Zum anderen wird es interessant werden zu sehen, wie Herr Altmaier angesichts der strengen Haftungsvorschriften (und der noch strengeren Auslegung durch die Gerichte) gescheiterten Gründern eine „zweite Chance“ geben will. Es gibt einen Grund, warum es in Deutschland keine „Serial Entrpreneurs“ gibt….

So – und jetzt die Klammer drum: Wenn die Rahmenbedingungen für Unternehmensneugründungen nicht stimmen, etwa weil die Haftungsrisiken zu groß werden, dann werden keine Unternehmen gegründet. Wenn auf Dauer mehr Unternehmen aus dem Markt ausscheiden, als in ihn eintreten, dann leidet die Wirtschaft – und im Falle einer von außen einwirkenden Wirtschaftskrise (etwa, weil die chinesische Wirtschaft stottert, s. das „China-Special“ gestern) wird sie noch mehr leiden.
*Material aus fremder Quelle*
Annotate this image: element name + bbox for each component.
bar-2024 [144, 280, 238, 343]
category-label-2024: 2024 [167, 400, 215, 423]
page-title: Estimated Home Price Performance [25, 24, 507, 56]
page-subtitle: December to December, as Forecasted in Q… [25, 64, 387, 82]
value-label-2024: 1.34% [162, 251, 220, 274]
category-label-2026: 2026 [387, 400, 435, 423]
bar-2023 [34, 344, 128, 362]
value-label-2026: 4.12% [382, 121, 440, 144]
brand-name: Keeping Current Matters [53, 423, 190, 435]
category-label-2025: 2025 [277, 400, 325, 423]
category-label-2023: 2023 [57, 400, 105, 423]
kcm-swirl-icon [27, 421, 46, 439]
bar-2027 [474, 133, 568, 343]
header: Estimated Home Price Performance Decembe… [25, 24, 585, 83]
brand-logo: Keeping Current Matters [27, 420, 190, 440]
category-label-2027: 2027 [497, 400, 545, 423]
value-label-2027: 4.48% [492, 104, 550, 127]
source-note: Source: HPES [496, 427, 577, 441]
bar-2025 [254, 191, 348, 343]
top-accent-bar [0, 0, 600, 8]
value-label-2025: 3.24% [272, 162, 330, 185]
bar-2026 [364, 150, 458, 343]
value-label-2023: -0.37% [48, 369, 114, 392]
Und derzeit sieht es eher so aus, als würden Politiker die „Wirtschaft“ als in ihrem derzeitigen Zustand gegeben hinnehmen – und nicht als ein fragiles Gebilde, dass auch „gepflegt“ werden muss. Und damit meine ich keine Steuersenkungen auf Hotelübernachtungen! 

Historisch: 1866: In der Schlacht bei Königgrätz entscheidet General von Moltke den preußisch-österreichischen Bruderkrieg mit einem Sieg gegen Österreich zugunsten Preußens und bereitet damit den Weg für die „Kleindeutsche Lösung“ (aus: https://de.wikipedia.org/wiki/3._Juli)

Ich wünsche Ihnen dann mal wieder einfach einen guten Start in den Tag!